Saudi Arabia: Hajj Pilgrimage Resuming Pre-COVID Levels
After facing drastic restrictions due to the pandemic, Saudi Arabia has announced that the annual hajj pilgrimage will return this year to pre-pandemic levels and without any age restrictions. Allowing any hajj mission from countries around the world and permitting private companies to arrange the pilgrimage, this move follows a disastrous year in 2020 when fewer than 1,000 Saudis were allowed, due to safety concerns.
This religious event, which is a mandatory practice for all able-bodied Muslims, usually draws millions of people to Mecca. In 2019, the figure was greater than 2.4 million, while in 2021 it became 1 million, and now the Saudi Hajj and Umrah Minister Tawfiq bin Fawzan al-Rabiah has announced that this number will return to what it was pre-covid.

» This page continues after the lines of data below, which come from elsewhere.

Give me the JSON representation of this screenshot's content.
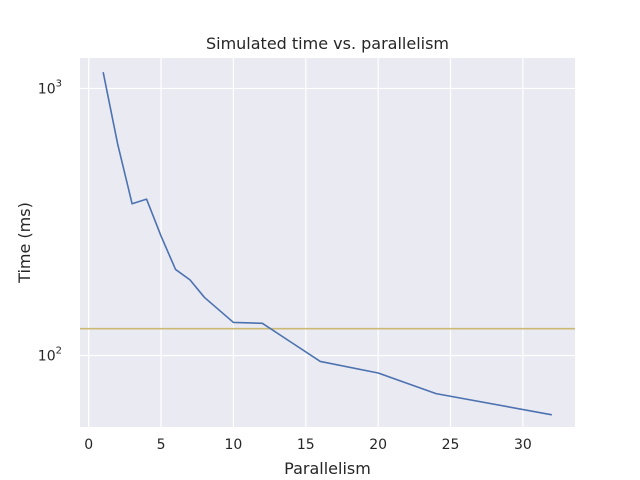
{
  "chart_data": {
    "type": "line",
    "title": "Simulated time vs. parallelism",
    "xlabel": "Parallelism",
    "ylabel": "Time (ms)",
    "xlim": [
      -0.6,
      33.6
    ],
    "ylim": [
      54,
      1300
    ],
    "yscale": "log",
    "grid": true,
    "background": "#eaeaf2",
    "x_ticks": [
      0,
      5,
      10,
      15,
      20,
      25,
      30
    ],
    "y_ticks": [
      {
        "value": 100,
        "base": "10",
        "exp": "2"
      },
      {
        "value": 1000,
        "base": "10",
        "exp": "3"
      }
    ],
    "series": [
      {
        "color": "#4c72b0",
        "x": [
          1,
          2,
          3,
          4,
          5,
          6,
          7,
          8,
          10,
          12,
          14,
          16,
          20,
          24,
          32
        ],
        "values": [
          1150,
          620,
          370,
          385,
          280,
          210,
          192,
          165,
          133,
          132,
          112,
          95,
          86,
          72,
          60
        ]
      }
    ],
    "hlines": [
      {
        "value": 126,
        "color": "#ccb974"
      }
    ]
  }
}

The hajj’s health risks are nothing new, with pilgrims having faced disease outbreaks such as malaria, cholera, and coronavirus in the past. In 2020, Saudi Arabia introduced life-saving public health measures to curb the pandemic, such as advising the poorly and elderly not to take part, as well as banning pilgrims from countries affected by Ebola.
It is unknown what additional precautions will be taken this year, though it is likely those attending the hajj will have to be vaccinated and possibly tested for Covid-19. The customary touching and kissing of the Kaaba has already been prohibited, and given the 2015 tragedy in which around 2,400 people died in a crush, crowd safety measures are also likely to be implemented.